In Kobe’s case, let’s just say he is a different breed when compared to some of the Celtics greats in the basketball arena.
Like I said in the previous part of this series, I try to avoid dwelling on the personal life of an athlete whenever I can because I basically don’t have enough information about it. However, this topic forces me to.
I think his mamba mentality as a basketball player has greatly overshadowed his mamba mentality as a head of a family.
He was very forthcoming and clear that his traveling by helicopter was triggered by his desire to find time for his family in a busy schedule that was required by the nature of his profession.
Keeping the accident side of air versus land travel aside, helicopter transport is also, without doubt, more costly than when compared to the most expensive means to travel by land.
Notwithstanding his earning capacity which probably makes the cost just an iceberg of his total income, for Bryant to consider family ties, find ways to fulfill his father duties to an extreme level, and give up such amount of resources [highlight to the time spent] for the sake of family time is such a commendable trait that should be revered in a similar level as his being a mamba on the basketball court.
Personally, I admire more his finding time to perform his husband/father duties amongst his schedule than his amount of preparation and training regime as a basketball player.
I suspect a number of athletes who make sports as a way of living often find difficulty in juggling and balancing these obligated tasks, especially on the scheduling part, in the middle of a promising and lucrative career.

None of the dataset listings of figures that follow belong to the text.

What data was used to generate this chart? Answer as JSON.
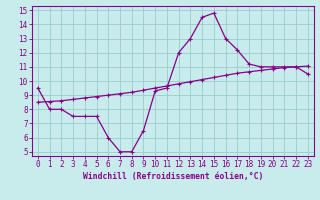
{
  "xlabel": "Windchill (Refroidissement éolien,°C)",
  "xlim": [
    -0.5,
    23.5
  ],
  "ylim": [
    4.7,
    15.3
  ],
  "xticks": [
    0,
    1,
    2,
    3,
    4,
    5,
    6,
    7,
    8,
    9,
    10,
    11,
    12,
    13,
    14,
    15,
    16,
    17,
    18,
    19,
    20,
    21,
    22,
    23
  ],
  "yticks": [
    5,
    6,
    7,
    8,
    9,
    10,
    11,
    12,
    13,
    14,
    15
  ],
  "bg_color": "#c8ecec",
  "line_color": "#880088",
  "grid_color": "#99cccc",
  "series1_x": [
    0,
    1,
    2,
    3,
    4,
    5,
    6,
    7,
    8,
    9,
    10,
    11,
    12,
    13,
    14,
    15,
    16,
    17,
    18,
    19,
    20,
    21,
    22,
    23
  ],
  "series1_y": [
    9.5,
    8.0,
    8.0,
    7.5,
    7.5,
    7.5,
    6.0,
    5.0,
    5.0,
    6.5,
    9.3,
    9.5,
    12.0,
    13.0,
    14.5,
    14.8,
    13.0,
    12.2,
    11.2,
    11.0,
    11.0,
    11.0,
    11.0,
    10.5
  ],
  "series2_x": [
    0,
    1,
    2,
    3,
    4,
    5,
    6,
    7,
    8,
    9,
    10,
    11,
    12,
    13,
    14,
    15,
    16,
    17,
    18,
    19,
    20,
    21,
    22,
    23
  ],
  "series2_y": [
    8.5,
    8.55,
    8.6,
    8.7,
    8.8,
    8.9,
    9.0,
    9.1,
    9.2,
    9.35,
    9.5,
    9.65,
    9.8,
    9.95,
    10.1,
    10.25,
    10.4,
    10.55,
    10.65,
    10.75,
    10.85,
    10.95,
    11.0,
    11.05
  ],
  "marker": "+",
  "markersize": 3,
  "linewidth": 0.9,
  "tick_fontsize": 5.5,
  "xlabel_fontsize": 5.8
}
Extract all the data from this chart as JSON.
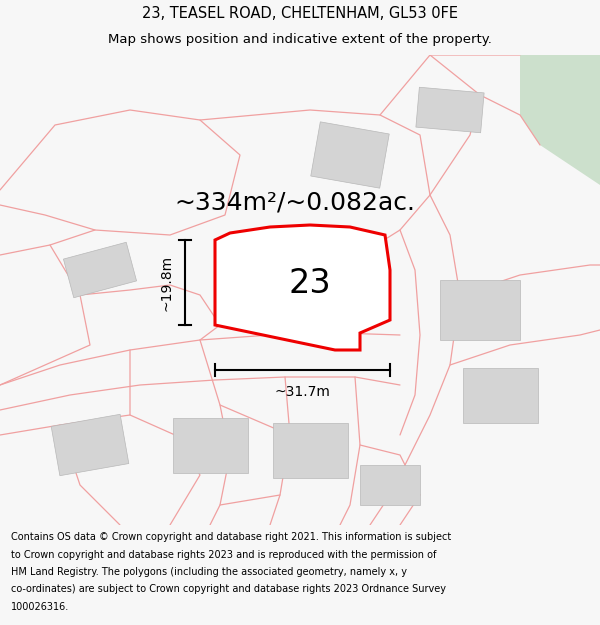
{
  "title_line1": "23, TEASEL ROAD, CHELTENHAM, GL53 0FE",
  "title_line2": "Map shows position and indicative extent of the property.",
  "footer_lines": [
    "Contains OS data © Crown copyright and database right 2021. This information is subject",
    "to Crown copyright and database rights 2023 and is reproduced with the permission of",
    "HM Land Registry. The polygons (including the associated geometry, namely x, y",
    "co-ordinates) are subject to Crown copyright and database rights 2023 Ordnance Survey",
    "100026316."
  ],
  "area_label": "~334m²/~0.082ac.",
  "number_label": "23",
  "width_label": "~31.7m",
  "height_label": "~19.8m",
  "bg_color": "#f7f7f7",
  "map_bg": "#ffffff",
  "parcel_color": "#f0a0a0",
  "building_color": "#d4d4d4",
  "building_edge": "#b8b8b8",
  "plot_color": "#ee0000",
  "plot_fill": "#ffffff",
  "green_area_color": "#cce0cc",
  "title_fontsize": 10.5,
  "subtitle_fontsize": 9.5,
  "area_fontsize": 18,
  "number_fontsize": 24,
  "dim_fontsize": 10,
  "footer_fontsize": 7.0
}
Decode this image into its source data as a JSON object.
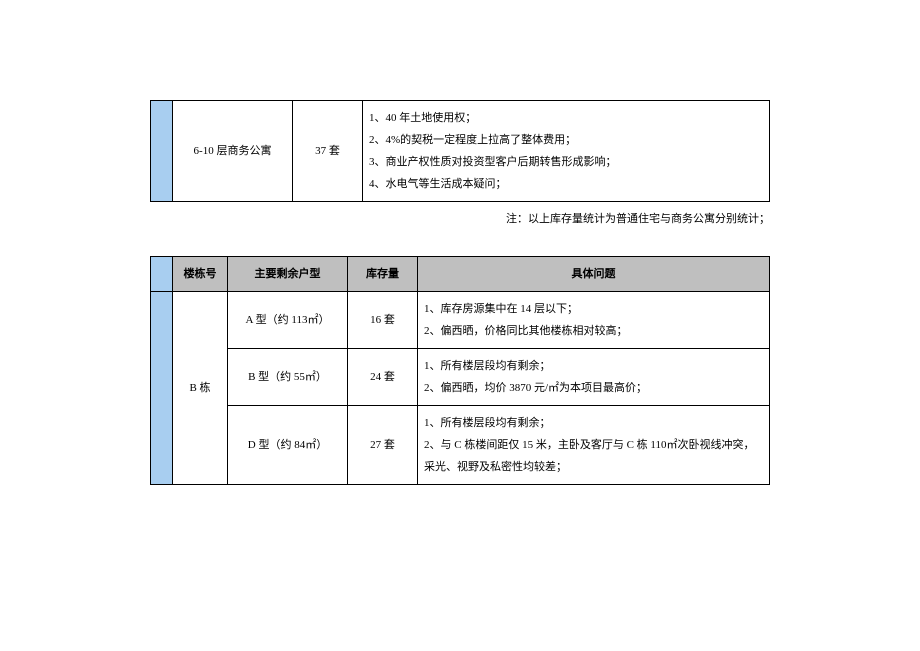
{
  "table1": {
    "row": {
      "type": "6-10 层商务公寓",
      "stock": "37 套",
      "details": [
        "1、40 年土地使用权；",
        "2、4%的契税一定程度上拉高了整体费用；",
        "3、商业产权性质对投资型客户后期转售形成影响；",
        "4、水电气等生活成本疑问；"
      ]
    }
  },
  "note": "注：以上库存量统计为普通住宅与商务公寓分别统计；",
  "table2": {
    "headers": {
      "building": "楼栋号",
      "type": "主要剩余户型",
      "stock": "库存量",
      "detail": "具体问题"
    },
    "building": "B 栋",
    "rows": [
      {
        "type": "A 型（约 113㎡）",
        "stock": "16 套",
        "details": [
          "1、库存房源集中在 14 层以下；",
          "2、偏西晒，价格同比其他楼栋相对较高；"
        ]
      },
      {
        "type": "B 型（约 55㎡）",
        "stock": "24 套",
        "details": [
          "1、所有楼层段均有剩余；",
          "2、偏西晒，均价 3870 元/㎡为本项目最高价；"
        ]
      },
      {
        "type": "D 型（约 84㎡）",
        "stock": "27 套",
        "details": [
          "1、所有楼层段均有剩余；",
          "2、与 C 栋楼间距仅 15 米，主卧及客厅与 C 栋 110㎡次卧视线冲突，采光、视野及私密性均较差；"
        ]
      }
    ]
  },
  "colors": {
    "blue_header": "#a8cef0",
    "grey_header": "#bfbfbf",
    "border": "#000000",
    "background": "#ffffff",
    "text": "#000000"
  }
}
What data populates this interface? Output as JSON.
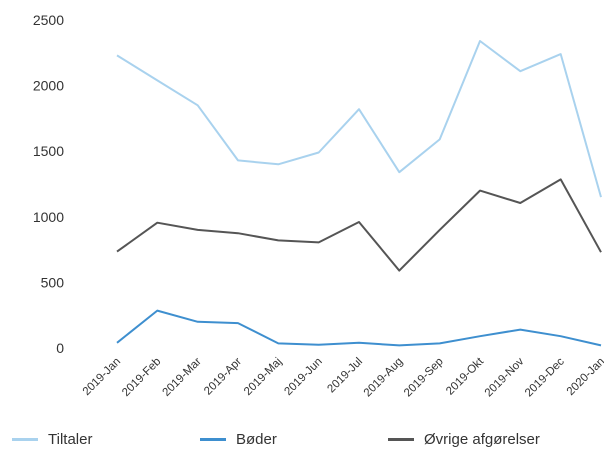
{
  "chart_data": {
    "type": "line",
    "title": "",
    "xlabel": "",
    "ylabel": "",
    "categories": [
      "2019-Jan",
      "2019-Feb",
      "2019-Mar",
      "2019-Apr",
      "2019-Maj",
      "2019-Jun",
      "2019-Jul",
      "2019-Aug",
      "2019-Sep",
      "2019-Okt",
      "2019-Nov",
      "2019-Dec",
      "2020-Jan"
    ],
    "ylim": [
      0,
      2500
    ],
    "yticks": [
      "0",
      "500",
      "1000",
      "1500",
      "2000",
      "2500"
    ],
    "grid": false,
    "legend_position": "bottom",
    "series": [
      {
        "name": "Tiltaler",
        "color": "#a9d2ee",
        "values": [
          2230,
          2040,
          1850,
          1430,
          1400,
          1490,
          1820,
          1340,
          1590,
          2340,
          2110,
          2240,
          1150
        ]
      },
      {
        "name": "Bøder",
        "color": "#3e8fcf",
        "values": [
          40,
          285,
          200,
          190,
          35,
          25,
          40,
          20,
          35,
          90,
          140,
          90,
          20
        ]
      },
      {
        "name": "Øvrige afgørelser",
        "color": "#555555",
        "values": [
          735,
          955,
          900,
          875,
          820,
          805,
          960,
          590,
          900,
          1200,
          1105,
          1285,
          730
        ]
      }
    ]
  }
}
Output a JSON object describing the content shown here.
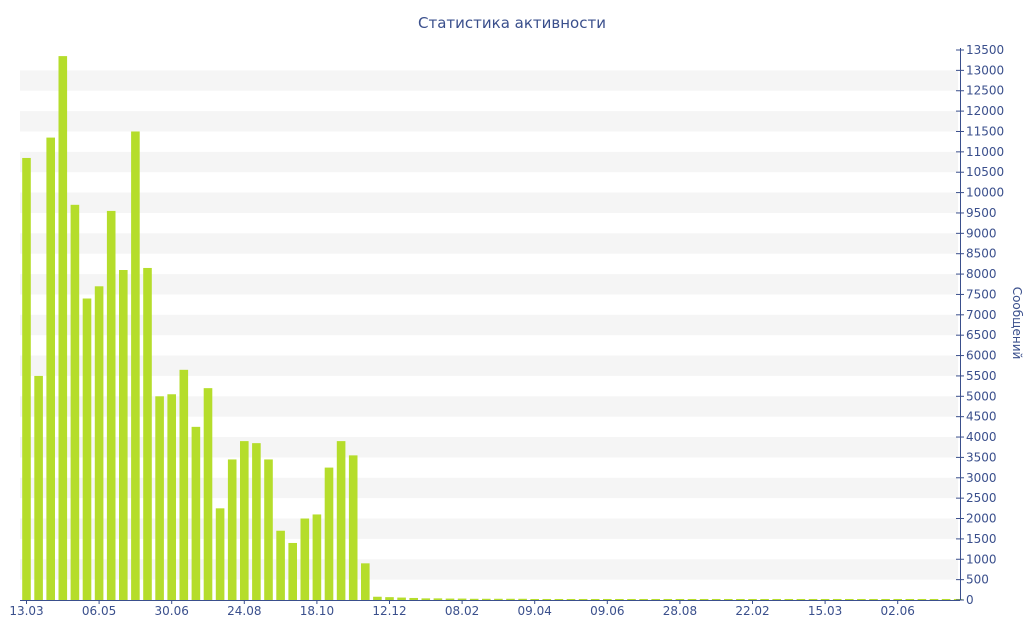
{
  "chart_data": {
    "type": "bar",
    "title": "Статистика активности",
    "xlabel": "",
    "ylabel": "Сообщений",
    "ylim": [
      0,
      13500
    ],
    "ystep": 500,
    "y_axis_side": "right",
    "grid": "alternating horizontal bands",
    "bar_color": "#b5dd2b",
    "band_color": "#f5f5f5",
    "text_color": "#3a4f8c",
    "x_tick_labels": [
      "13.03",
      "06.05",
      "30.06",
      "24.08",
      "18.10",
      "12.12",
      "08.02",
      "09.04",
      "09.06",
      "28.08",
      "22.02",
      "15.03",
      "02.06"
    ],
    "x_tick_every": 6,
    "values": [
      10850,
      5500,
      11350,
      13350,
      9700,
      7400,
      7700,
      9550,
      8100,
      11500,
      8150,
      5000,
      5050,
      5650,
      4250,
      5200,
      2250,
      3450,
      3900,
      3850,
      3450,
      1700,
      1400,
      2000,
      2100,
      3250,
      3900,
      3550,
      900,
      80,
      70,
      60,
      50,
      40,
      40,
      35,
      35,
      30,
      30,
      30,
      30,
      30,
      25,
      25,
      25,
      25,
      25,
      25,
      25,
      25,
      25,
      25,
      25,
      25,
      25,
      25,
      25,
      25,
      25,
      25,
      25,
      25,
      25,
      25,
      25,
      25,
      25,
      25,
      25,
      25,
      25,
      25,
      25,
      25,
      25,
      25,
      25,
      25
    ]
  }
}
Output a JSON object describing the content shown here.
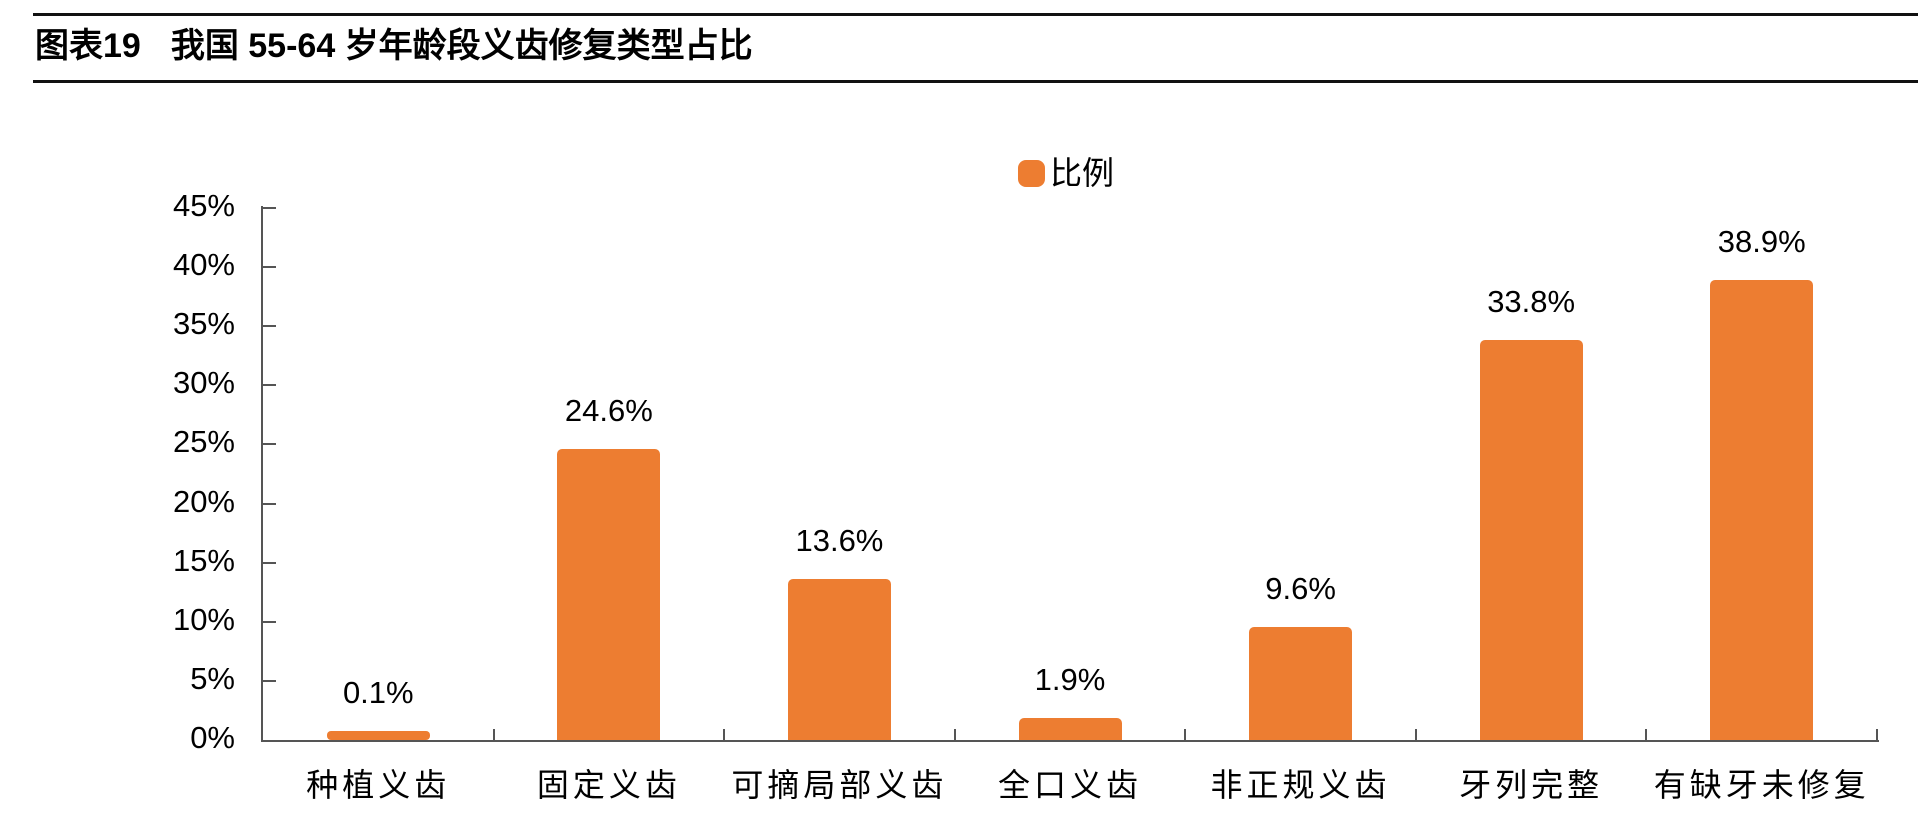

Based on the numerous reports on how he treated time for his wife and children, especially during the later part of his career, I had little doubts Kobe is also a “Black Mamba” as a family man.
Gambles in life
Christians are thought to become loving and caring for other people and that there are more important things than those that we literally see and comprehend.
In my opinion, Kobe was one of the greats when it comes to caring for his fans and family.
I am inclined to include practice of faith in this one. Again, considering his stature as one of the more famous athletes of all-time, he was described to be a regular church-goer who usually sits at the back in order not to distract other attendees.
I am one who will never going to question The Man Upstairs because in my personal life experiences. He’s proved to me He always knows best for those who let Him become the driver of their lives.
It’s just that I got mixed emotions in Kobe’s death in this aspect because it seemed his love for family and the fans was probably the trigger which forced him to fly on that foggy, turbulent day which ended his, along with eight others’, journey on this earth.
Flying through zero-visibility to coach a game where his daughter is playing was a gamble Kobe took.
For people who consider the afterlife like me, I can’t help but wonder if The Man Upstairs will award him a win or loss in this bet.